Helmer Alejandro González Iñárritu uses digital technology to create invisible edits. At one point the camera passes by a column or wall and there’s an edit; Hitchcock used the same technique in Rope (1948) although to watch that thriller now the style seems blatant. Iñárritu is anything but obvious. At another point the camera comes to rest on the sidewalk outside a theater and time lapse indicates the passage of night to day. Then the camera starts to move inside the theater. Other shots are designed as lengthy tracking shots that can move from a dressing room to a stage or even a walking backstage shot that goes out a door and right down the street to Times Square.
Having only seen Birdman once I was thinking I could follow the action and notice every cut. Yet I found myself so caught up in the story, so involved with the characters, that I lost track of the technical aspect of the film and was swept up by the energy of the story.
Michael Keaton plays the titular Birdman. Keaton’s character Riggan was a comic book movie hero a generation ago and he refuses to do a Birdman 4. Instead Riggan devotes his talent to directing and acting in a Broadway play. Emma Stone, Zach Galifianakis, Naomi Watts, Andrea Riseborough and Edward Norton co-star. The entire cast gets their individual moments before the camera. Here Norton is funny and Galifianakis is the straight man. Cinematography is by Emmanuel Lubezki who won an Oscar for shooting Gravity and whose photography here is on a par with his best work. Douglas Crise and Stephen Mirrione are the editors and their seamless cutting contributes to the effortless flow of Birdman.
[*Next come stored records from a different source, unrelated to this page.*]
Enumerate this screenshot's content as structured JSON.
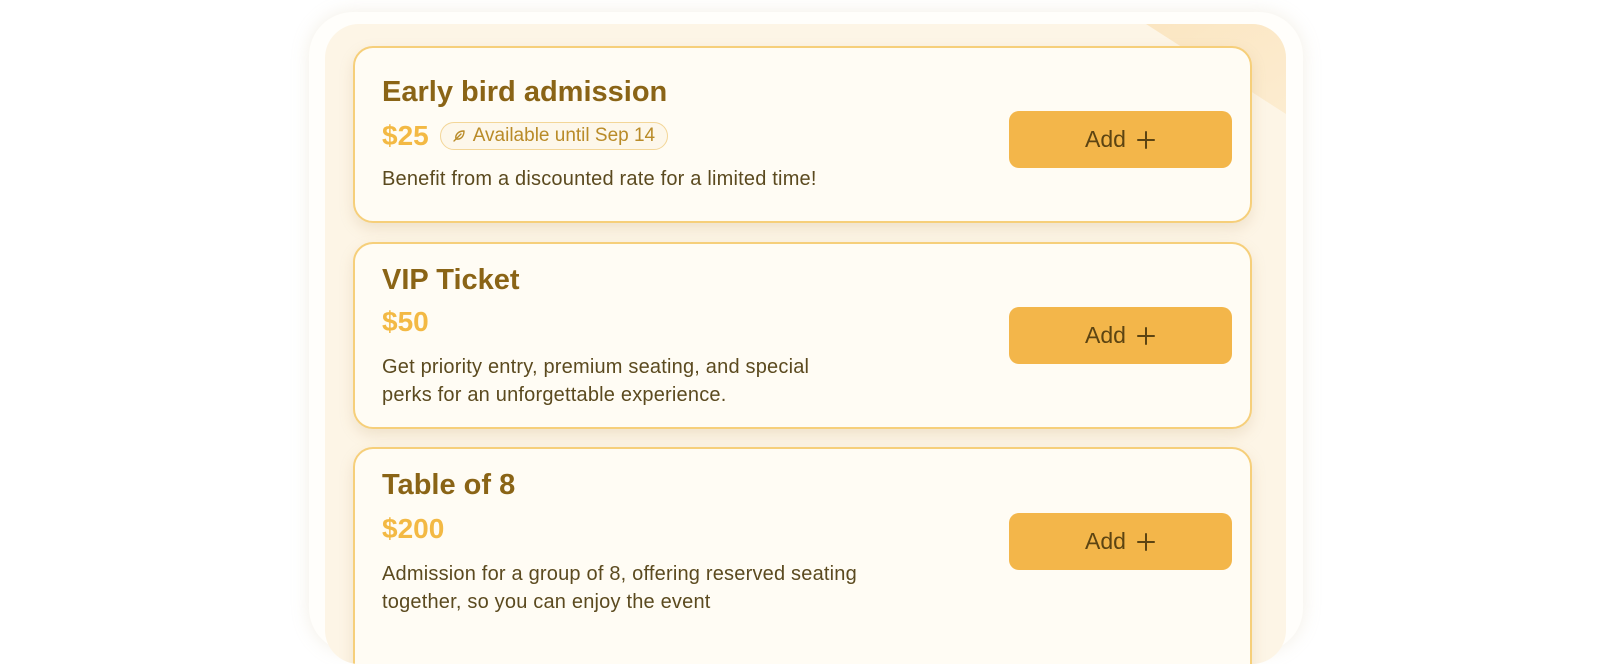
{
  "tickets": [
    {
      "title": "Early bird admission",
      "price": "$25",
      "badge": "Available until Sep 14",
      "badge_icon": "feather-icon",
      "description": "Benefit from a discounted rate for a limited time!",
      "button_label": "Add",
      "button_icon": "plus-icon"
    },
    {
      "title": "VIP Ticket",
      "price": "$50",
      "description": "Get priority entry, premium seating, and special perks for an unforgettable experience.",
      "button_label": "Add",
      "button_icon": "plus-icon"
    },
    {
      "title": "Table of 8",
      "price": "$200",
      "description": "Admission for a group of 8, offering reserved seating together, so you can enjoy the event",
      "button_label": "Add",
      "button_icon": "plus-icon"
    }
  ],
  "colors": {
    "accent": "#f3b64a",
    "title": "#8a6416",
    "price": "#f3b944",
    "card_border": "#f6cf7a",
    "panel_background": "#fdf5e6"
  }
}
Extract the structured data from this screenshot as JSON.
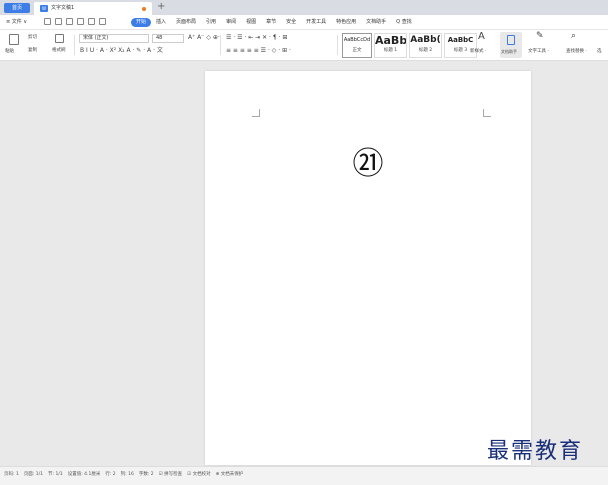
{
  "tabs": {
    "home": "首页",
    "doc_icon": "W",
    "doc_title": "文字文稿1",
    "add": "+"
  },
  "menubar": {
    "file": "≡ 文件 ∨",
    "items": [
      "开始",
      "插入",
      "页面布局",
      "引用",
      "审阅",
      "视图",
      "章节",
      "安全",
      "开发工具",
      "特色应用",
      "文档助手",
      "Q 查找"
    ]
  },
  "ribbon": {
    "paste": "粘贴",
    "cut": "剪切",
    "copy": "复制",
    "format_painter": "格式刷",
    "font_name": "宋体 (正文)",
    "font_size": "48",
    "format_row": "B  I  U · A · X² X₂  A · ✎ · A · 文",
    "para_row1": "☰ · ☰ · ⇤ ⇥  ✕ · ¶ · ⊞",
    "para_row2": "≡  ≡  ≡  ≡  ≡  ☰ · ◇ · ⊞ ·",
    "styles": [
      {
        "sample": "AaBbCcDd",
        "name": "正文"
      },
      {
        "sample": "AaBb",
        "name": "标题 1"
      },
      {
        "sample": "AaBb(",
        "name": "标题 2"
      },
      {
        "sample": "AaBbC",
        "name": "标题 3"
      }
    ],
    "new_style": "新样式 ·",
    "doc_helper": "文档助手",
    "text_tools": "文字工具 ·",
    "find_replace": "查找替换 ·",
    "select": "选"
  },
  "document": {
    "content": "㉑"
  },
  "statusbar": {
    "items": [
      "页码: 1",
      "页面: 1/1",
      "节: 1/1",
      "设置值: 4.1厘米",
      "行: 2",
      "列: 16",
      "字数: 2",
      "☑ 拼写检查",
      "☑ 文档校对",
      "⊕ 文档未保护"
    ]
  },
  "watermark": "最需教育"
}
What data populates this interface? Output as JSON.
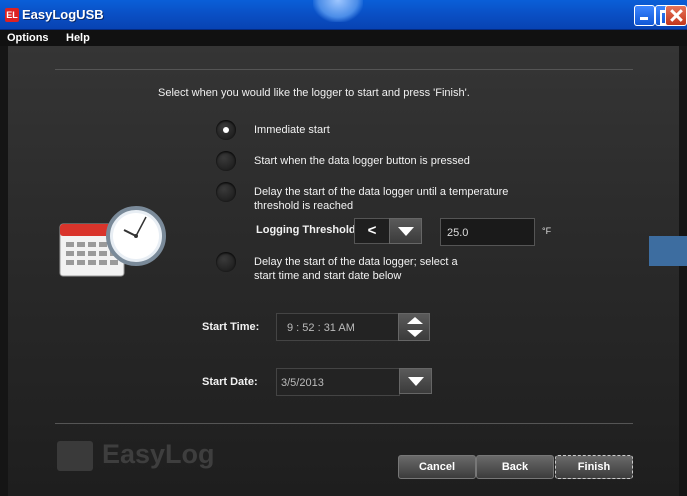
{
  "window": {
    "title": "EasyLogUSB",
    "icon_glyph": "EL",
    "controls": [
      "minimize-icon",
      "maximize-icon",
      "close-icon"
    ]
  },
  "menu": [
    "Options",
    "Help"
  ],
  "instruction": "Select when you would like the logger to start and press 'Finish'.",
  "start_options": [
    {
      "label": "Immediate start",
      "selected": true
    },
    {
      "label": "Start when the data logger button is pressed",
      "selected": false
    },
    {
      "label": "Delay the start of the data logger until a temperature threshold is reached",
      "selected": false
    },
    {
      "label": "Delay the start of the data logger; select a start time and start date below",
      "selected": false
    }
  ],
  "threshold": {
    "label": "Logging Threshold",
    "operator": "<",
    "value": "25.0",
    "unit": "°F"
  },
  "start_time": {
    "label": "Start Time:",
    "value": "9 : 52 : 31 AM"
  },
  "start_date": {
    "label": "Start Date:",
    "value": "3/5/2013"
  },
  "brand": "EasyLog",
  "buttons": {
    "cancel": "Cancel",
    "back": "Back",
    "finish": "Finish"
  },
  "colors": {
    "title_bar": "#0a4fc4",
    "panel": "#2b2b2b",
    "accent": "#3d6da0"
  },
  "icons": {
    "schedule": "calendar-clock-icon"
  }
}
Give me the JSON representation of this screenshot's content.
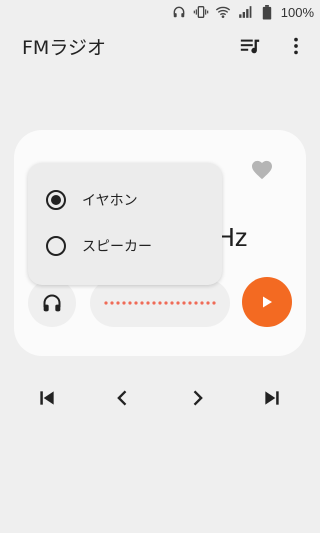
{
  "status_bar": {
    "icons": [
      "headphones-icon",
      "vibrate-icon",
      "wifi-icon",
      "signal-icon",
      "battery-icon"
    ],
    "battery_text": "100%"
  },
  "app_bar": {
    "title": "FMラジオ",
    "actions": [
      "playlist-icon",
      "more-vert-icon"
    ]
  },
  "player": {
    "frequency_suffix": "Hz",
    "favorite_icon": "heart-icon",
    "output_icon": "headphones-icon",
    "play_icon": "play-icon",
    "accent_color": "#f36a22"
  },
  "output_menu": {
    "options": [
      {
        "label": "イヤホン",
        "selected": true
      },
      {
        "label": "スピーカー",
        "selected": false
      }
    ]
  },
  "controls": [
    "skip-previous-icon",
    "chevron-left-icon",
    "chevron-right-icon",
    "skip-next-icon"
  ]
}
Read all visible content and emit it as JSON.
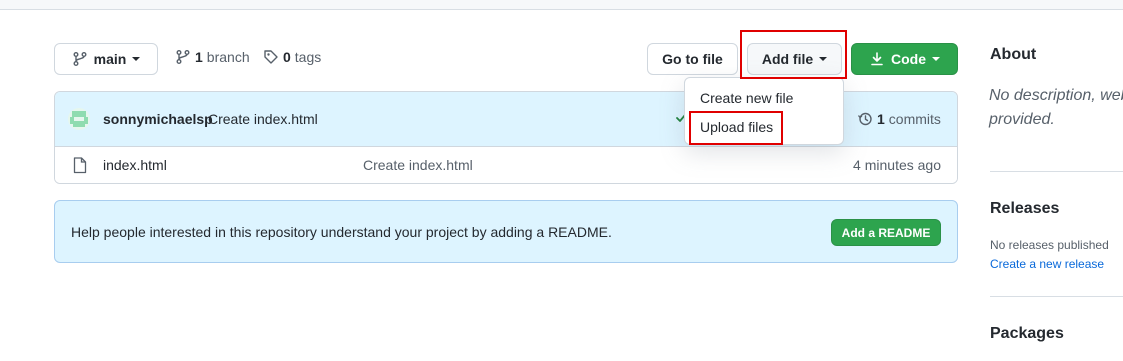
{
  "toolbar": {
    "branch_label": "main",
    "branches_count": "1",
    "branches_label": "branch",
    "tags_count": "0",
    "tags_label": "tags",
    "go_to_file_label": "Go to file",
    "add_file_label": "Add file",
    "code_label": "Code"
  },
  "add_file_menu": {
    "items": [
      {
        "label": "Create new file"
      },
      {
        "label": "Upload files"
      }
    ]
  },
  "latest_commit": {
    "author": "sonnymichaelsp",
    "message": "Create index.html",
    "commits_count": "1",
    "commits_label": "commits"
  },
  "files": [
    {
      "name": "index.html",
      "commit_message": "Create index.html",
      "age": "4 minutes ago"
    }
  ],
  "readme_banner": {
    "text": "Help people interested in this repository understand your project by adding a README.",
    "button_label": "Add a README"
  },
  "sidebar": {
    "about_heading": "About",
    "about_text_line1": "No description, web",
    "about_text_line2": "provided.",
    "releases_heading": "Releases",
    "releases_text": "No releases published",
    "releases_link": "Create a new release",
    "packages_heading": "Packages"
  },
  "colors": {
    "accent_green": "#2da44e",
    "highlight_red": "#e00000",
    "link_blue": "#0969da",
    "commit_bg": "#ddf4ff"
  }
}
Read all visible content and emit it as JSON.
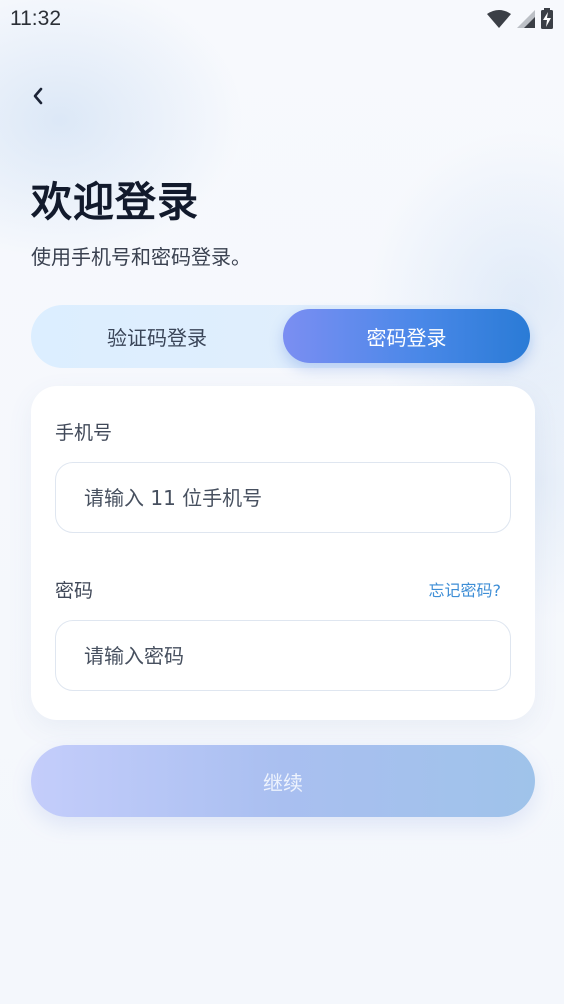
{
  "status_bar": {
    "time": "11:32"
  },
  "header": {
    "title": "欢迎登录",
    "subtitle": "使用手机号和密码登录。"
  },
  "tabs": [
    {
      "label": "验证码登录",
      "selected": false
    },
    {
      "label": "密码登录",
      "selected": true
    }
  ],
  "form": {
    "phone_label": "手机号",
    "phone_placeholder": "请输入 11 位手机号",
    "password_label": "密码",
    "forgot_label": "忘记密码?",
    "password_placeholder": "请输入密码"
  },
  "continue_label": "继续",
  "icons": {
    "back": "chevron-left-icon",
    "wifi": "wifi-icon",
    "signal": "signal-icon",
    "battery": "battery-charging-icon"
  },
  "colors": {
    "accent_start": "#7b8ef2",
    "accent_end": "#2a7bd6",
    "link": "#3e8ed6",
    "title": "#121a2c"
  }
}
Iñárritu has a penchant for weaving a sense of magical realism into the drama. Riggan may be off his rocker or he may actually know how to fly. Some scenes have Riggan talking to his alter ego of Birdman, and the audience sees the two of them walking down a sidewalk having a conversation. Another scene has Riggan in a tight shot but when the camera pulls back Riggan appears to be in a levitating yoga pose. Birdman constantly plays with our expectations. The reality of the characters, while it’s not our reality, pays off time and time again.